When applying for that exciting new tech job, there comes a time in the interview process when you’re asked to provide a previous salary history. You’ve been hoping for a salary increase and, let’s be honest, it can be tempting to inflate your numbers slightly. But what’s the right move?

Is it wise to answer the salary question truthfully? If you do, are you impeding the opportunity to grow your salary with your new position? Experts at Robert Half Technology agree that if you’re specifically asked about your salary history by a potential  employer, don’t inflate your previous salary.  “With such wide access to salary information, employers would know pretty quickly if a candidate wasn’t realistic about what they were being paid,” says Matt McKee, branch manager of Robert Half Technology in Oak Brook Terrace, IL. Besides, he says, inflating can backfire. “Candidates can inflate themselves right out of a good job if their worth isn’t obvious.” What if you believe you were underpaid at your last position? “Provide at least an expected salary range,” advises  Eric South, branch manager at Robert Half Technology in Nashville.  “Most employers want to provide a fair salary – they know they need to pay competitively to retain talent in today’s  IT hiring market. They will most likely work to match your expectations if you can clearly demonstrate your qualifications.” McKee agrees.  “Previous salaries are not necessarily an indication of a candidate’s worth – they are an indication of the market at the time, and employers are well aware of this,” says McKee. ”There’s so much information available about current IT salaries; most employers have a good sense of realistic compensation levels based on tenure and skill sets in today’s market.” South and McKee have three additional tips for responding to salary questions:

  1. Answer the question. If you leave a blank space on an application or fail to respond to the salary question, it may raise unnecessary questions. “Candidates should reply if they are asked about salary,” says McKee. “They may not necessarily be eliminated if they don’t, but it may raise a red flag for the employer and draw attention away from the candidate’s attributes.”
  2. Do your research. If you aren’t currently earning your potential and choose to answer the question with an expected salary, make sure it’s realistic.

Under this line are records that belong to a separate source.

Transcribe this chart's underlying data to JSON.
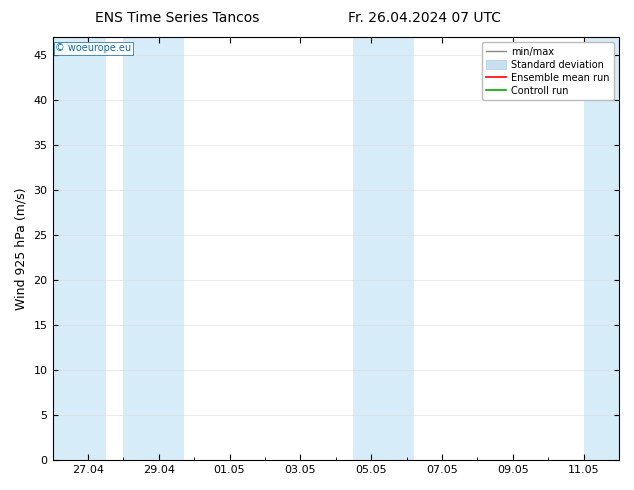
{
  "title_left": "ENS Time Series Tancos",
  "title_right": "Fr. 26.04.2024 07 UTC",
  "ylabel": "Wind 925 hPa (m/s)",
  "ylim": [
    0,
    47
  ],
  "yticks": [
    0,
    5,
    10,
    15,
    20,
    25,
    30,
    35,
    40,
    45
  ],
  "xstart_days": 0,
  "xend_days": 16,
  "xtick_labels": [
    "27.04",
    "29.04",
    "01.05",
    "03.05",
    "05.05",
    "07.05",
    "09.05",
    "11.05"
  ],
  "xtick_offsets": [
    1,
    3,
    5,
    7,
    9,
    11,
    13,
    15
  ],
  "shaded_bands": [
    {
      "xmin": 0.0,
      "xmax": 1.5
    },
    {
      "xmin": 2.0,
      "xmax": 3.7
    },
    {
      "xmin": 8.5,
      "xmax": 10.2
    },
    {
      "xmin": 15.0,
      "xmax": 16.0
    }
  ],
  "band_color": "#d6ecf9",
  "watermark": "© woeurope.eu",
  "watermark_color": "#1a6fa8",
  "background_color": "#ffffff",
  "plot_bg_color": "#ffffff",
  "legend_labels": [
    "min/max",
    "Standard deviation",
    "Ensemble mean run",
    "Controll run"
  ],
  "minmax_color": "#888888",
  "std_color": "#c8dff0",
  "ens_color": "#ff0000",
  "ctrl_color": "#00aa00",
  "title_fontsize": 10,
  "label_fontsize": 9,
  "tick_fontsize": 8,
  "legend_fontsize": 7
}
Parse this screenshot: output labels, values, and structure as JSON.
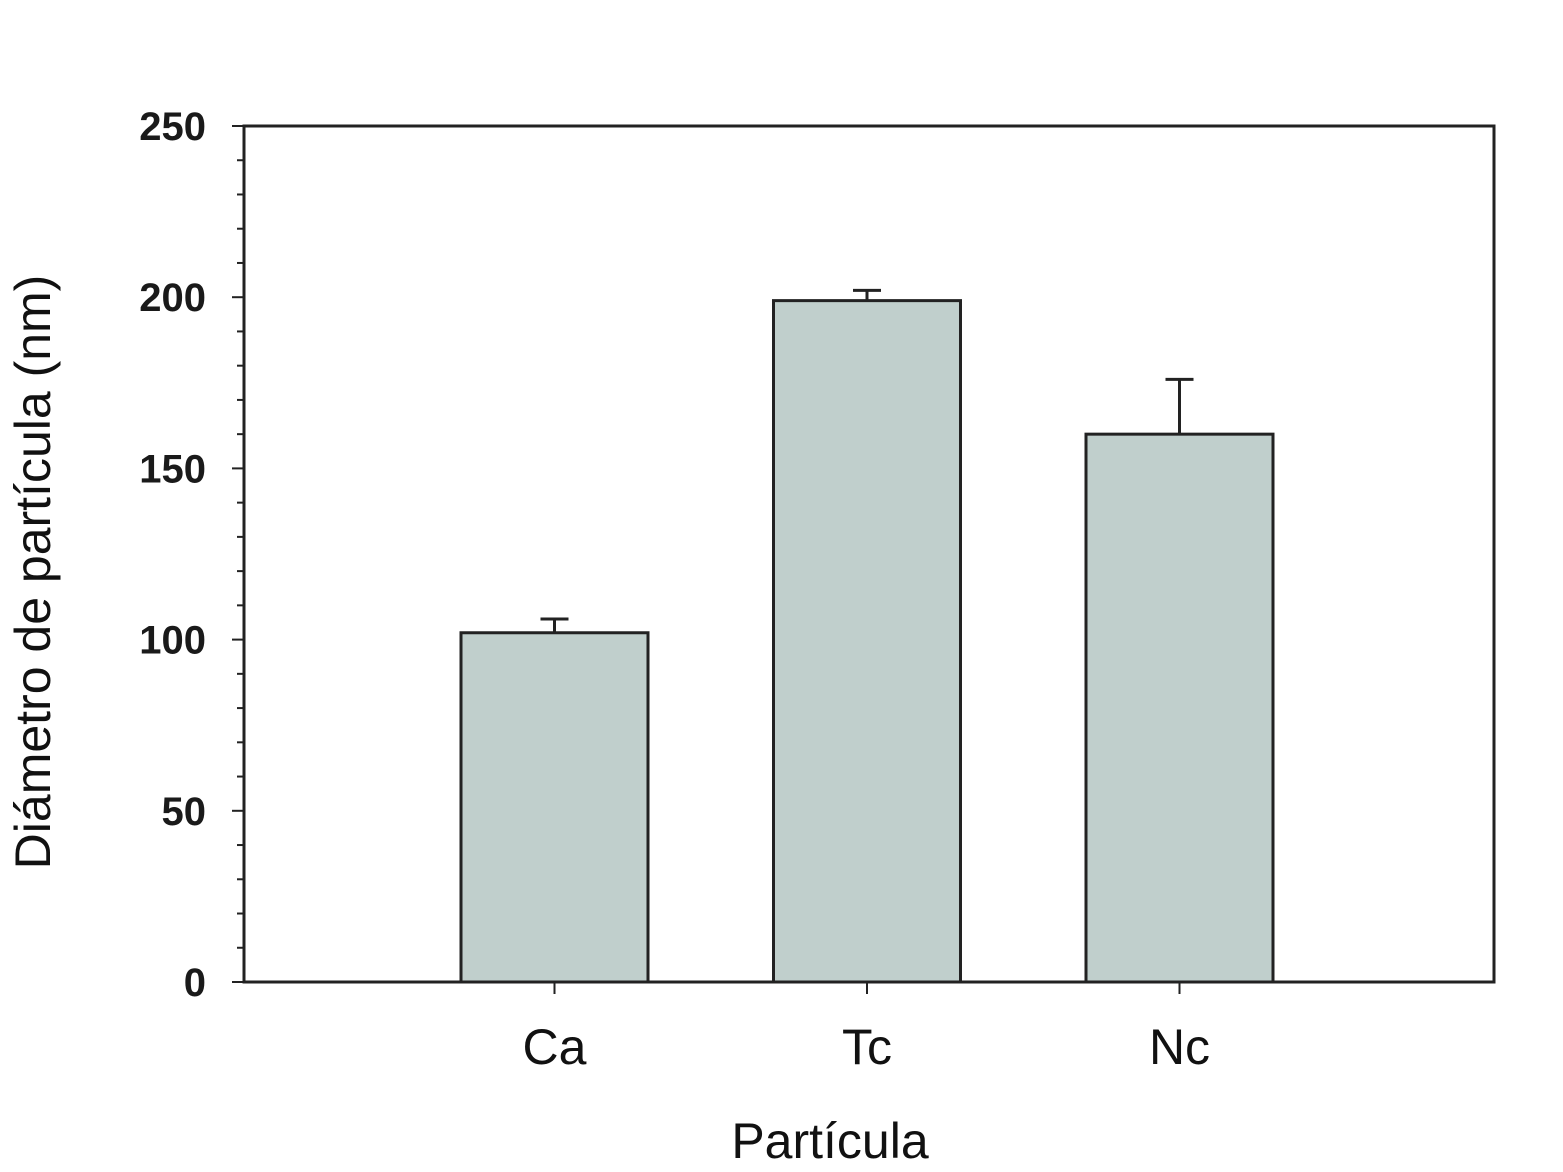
{
  "chart_data": {
    "type": "bar",
    "categories": [
      "Ca",
      "Tc",
      "Nc"
    ],
    "values": [
      102,
      199,
      160
    ],
    "errors": [
      4,
      3,
      16
    ],
    "xlabel": "Partícula",
    "ylabel": "Diámetro de partícula (nm)",
    "ylim": [
      0,
      250
    ],
    "yticks": [
      "0",
      "50",
      "100",
      "150",
      "200",
      "250"
    ],
    "grid": false,
    "bar_color": "#c0cfcc"
  }
}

Refer to Robert Half Technology’s 2014 IT Salary Guide to determine starting salaries for more than 70 technology positions. Based on your experience, skills and even your location, it’s easy to determine a competitive salary range for the job you’re seeking. Candidates may have certain expectations about what they should be paid, but what really matters is what the market will bear at that time
  3. Provide a salary range, but keep it narrow. “Giving a five-to-ten thousand dollar range in your salary expectations is fine, but don’t make it wider than that,” says South.

By following these tips, you’re well on your way to having an honest and fair conversation about compensation, one of the most difficult subjects during the interview process.